The physiological role of the free 20S proteasome in protein degradation: A critical review

• Published in: Biochimica et biophysica acta. General subjects Vol. 1862; no. 12; pp. 2948 - 2954
• Main Authors: Demasi, Marilene, da Cunha, Fernanda Marques
• Format: Journal Article
• Language: English
• Published: Netherlands Elsevier B.V 01.12.2018
• Subjects: Adenosine Triphosphate - metabolism; Catalysis; Hydrophobic and Hydrophilic Interactions; oxidation; Oxidation-Reduction; Proteasomal complexes; proteasome endopeptidase complex; Proteasome Endopeptidase Complex - physiology; protein degradation; proteins; Proteolysis; Ubiquitin - metabolism; Ubiquitin- and ATP-independent protein degradation; Ubiquitin-proteasome system; Ubiquitin-proteasome system; Ubiquitin- and ATP-independent protein degradation; Proteasomal complexes
• ISSN: 0304-4165; 1872-8006; 1872-8006
• DOI: 10.1016/j.bbagen.2018.09.009

It has been almost three decades since the removal of oxidized proteins by the free 20S catalytic unit of the proteasome (20SPT) was proposed.
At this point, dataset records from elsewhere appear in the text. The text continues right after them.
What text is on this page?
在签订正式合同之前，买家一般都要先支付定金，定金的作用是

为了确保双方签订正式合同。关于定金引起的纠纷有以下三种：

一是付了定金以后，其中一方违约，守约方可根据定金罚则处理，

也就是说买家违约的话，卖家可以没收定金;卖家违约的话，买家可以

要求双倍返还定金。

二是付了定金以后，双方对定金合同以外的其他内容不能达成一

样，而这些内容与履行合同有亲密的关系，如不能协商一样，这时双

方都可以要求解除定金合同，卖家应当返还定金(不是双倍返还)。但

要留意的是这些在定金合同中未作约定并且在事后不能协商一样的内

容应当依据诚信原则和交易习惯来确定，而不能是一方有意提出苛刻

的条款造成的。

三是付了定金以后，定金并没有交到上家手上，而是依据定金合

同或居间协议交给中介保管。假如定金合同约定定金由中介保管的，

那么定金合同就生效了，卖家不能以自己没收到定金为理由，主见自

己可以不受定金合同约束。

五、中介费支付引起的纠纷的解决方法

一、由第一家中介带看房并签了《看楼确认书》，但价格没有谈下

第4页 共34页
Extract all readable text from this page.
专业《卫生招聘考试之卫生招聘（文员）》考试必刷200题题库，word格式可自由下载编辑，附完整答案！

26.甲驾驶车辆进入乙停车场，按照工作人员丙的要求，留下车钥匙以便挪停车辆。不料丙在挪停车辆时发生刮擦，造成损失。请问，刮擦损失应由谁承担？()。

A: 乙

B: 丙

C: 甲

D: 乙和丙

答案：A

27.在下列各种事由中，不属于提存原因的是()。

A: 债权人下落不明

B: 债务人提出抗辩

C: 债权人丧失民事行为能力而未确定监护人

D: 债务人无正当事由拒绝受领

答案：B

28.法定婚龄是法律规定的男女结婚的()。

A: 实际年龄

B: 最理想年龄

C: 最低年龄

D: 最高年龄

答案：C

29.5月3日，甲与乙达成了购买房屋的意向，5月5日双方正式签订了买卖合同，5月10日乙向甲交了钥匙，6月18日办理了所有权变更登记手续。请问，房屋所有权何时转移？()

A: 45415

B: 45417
Since then, experimental evidence suggesting a physiological role of proteolysis mediated by the free 20SPT has being gathered. Experimental data that favors the hypothesis of free 20SPT as playing a role in proteolysis are critically reviewed. Protein degradation by the proteasome may proceed through multiple proteasome complexes with different requirements though the unequivocal role of the free 20SPT in cellular proteolysis towards native or oxidized proteins remains to be demonstrated. The biological significance of proteolysis mediated by the free 20SPT has been elusive since its discovery. The present review critically analyzes the available experimental data supporting the proteolytic role of the free or single capped 20SPT.